Has anyone toyed with the idea of making a unicycle like a bike in asence that you can pedal forwards and when you stop pedaling you just coast and can’t really ride backwards?
I mean… obviously you would have to mount a brake on it, but i was wondering ifthe theory has been tested…
Yes, there have been a couple of unicycles like that brought to various USA conventions. I’ve heard them called coaster unicycles. They’re a novelty unicycle. Very hard to ride. I’m not crazy enough (or good enough) to try one, but I enjoyed watching some of the expert level freestyle unicyclists try to ride them.
One was brought to the convention in North Bend Washington in 1999. It was made from a coaster hub with an integrated drum brake. It was the kind of bike hub where you backpedal to activate the brake. People were more successful riding it up a slight incline. Downhill would be suicide. On level ground (as in a gym) it was obviously quite difficult to ride. I didn’t see anyone go much more than about 20 feet on it in the gym. When you backpedal there was quite a bit of slop before the brake was actually applied. During that period of “slop” you would be truly coasting.
XWonka, isn’t what you’re describing essentially what bicyclists do when they do wheelies? Just get rid of the front half of the bike, and there you go.
I’ve read some articles on those. Some people have made those out of normal bicycle parts. It shouldn’t be too hard to make one yourself if you’ve got enough tools.
>Really? I would desperately like to see a video of it ridden. Plus,
>how hard would it be? It just seems like a really practical idea for
>commuting.
A forward only drive standard unicycle with a brake would probably be no
harder to ride than a unibike and maybe easier due to the simpler weight
distribution. The coasting part would still be very hard though,
assuming one wants to coast, since coasting is not required with the
addition of a brake.
… theoretically speaking:
would it be possible to make a free wheel that could lock in by means of electronics? i’m thinking that it would be highly unfeasible and ridiculously impractical, but so was the computer at its inception.
so you can disengage your cranks when you feel like it, and when you want to pedal again, you do, while engaging it (by a button and wire?) and the computer would sense when you were pedaling as fast as the wheel was spinning so it would lock up again. i’d assume there’d be a brake too, to slow you down where you can begin pedaling.
so what do you think? it’d probably be a pretty big hub/axle setup, but would it work, on the lowest theoretical with the best technology?

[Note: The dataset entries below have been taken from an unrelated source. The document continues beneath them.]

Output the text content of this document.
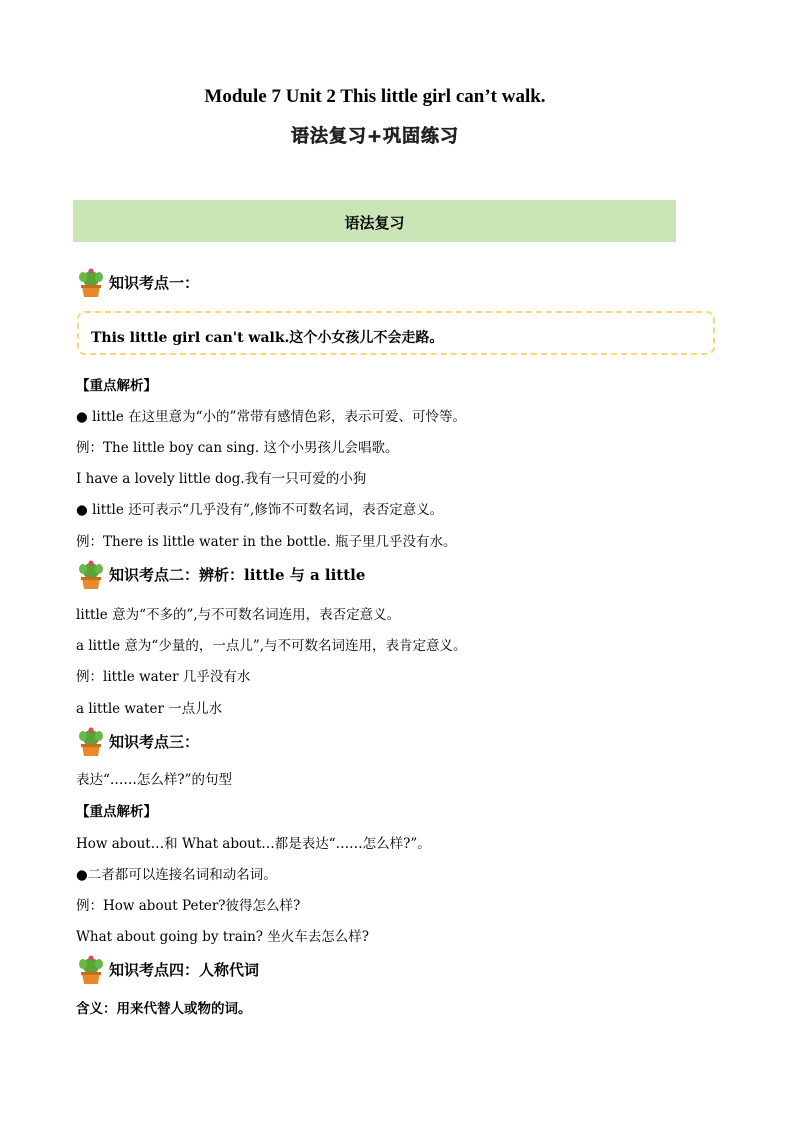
Module 7 Unit 2 This little girl can’t walk.
语法复习+巩固练习
语法复习
知识考点一：
This little girl can't walk.这个小女孩儿不会走路。
【重点解析】
● little 在这里意为“小的”常带有感情色彩，表示可爱、可怜等。
例：The little boy can sing. 这个小男孩儿会唱歌。
I have a lovely little dog.我有一只可爱的小狗
● little 还可表示“几乎没有”,修饰不可数名词，表否定意义。
例：There is little water in the bottle. 瓶子里几乎没有水。
知识考点二：辨析：little 与 a little
little 意为“不多的”,与不可数名词连用，表否定意义。
a little 意为“少量的，一点儿”,与不可数名词连用，表肯定意义。
例：little water 几乎没有水
a little water 一点儿水
知识考点三：
表达“……怎么样?”的句型
【重点解析】
How about…和 What about…都是表达“……怎么样?”。
●二者都可以连接名词和动名词。
例：How about Peter?彼得怎么样?
What about going by train? 坐火车去怎么样?
知识考点四：人称代词
含义：用来代替人或物的词。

“joona” <joona.ugl9r@timelimit.unicyclist.com> wrote in message news:joona.ugl9r@timelimit.unicyclist.com…
>
> nosabe332 wrote:
>
> > would it be possible to make a free wheel that could lock in by means
> > of electronics? i’m thinking that it would be highly unfeasible and
> > ridiculously impractical, but so was the computer at its inception.
>
> Yes it would be but it would require quite a much room because the
> locking with electrics would require quite a much power to work fast
> enough.
I used to work with big high speed line printers, that had a magnetic
clutch/ brake assemble, activated by (I think) 12 volts DC. I have
occasionally wondered whether these things might have a uni application,
they worked very quickly, and we used them in a stop start mode with about
20 cycles per second. The 12 volts were applied hard on, but with a lower
voltage I guess the magnetic dust in these things might cloy more gradually.
Don’t know how easy they would be to install, if they even proved to be
suitable version available. One for the mechanics amongst us maybe?
The magnetic devices or motors won’t necessarily take too much room. It’s the battery that causes problems. It might take quite a big current to make them work. I suppose those
magnetic brakes didn’t work with batteries.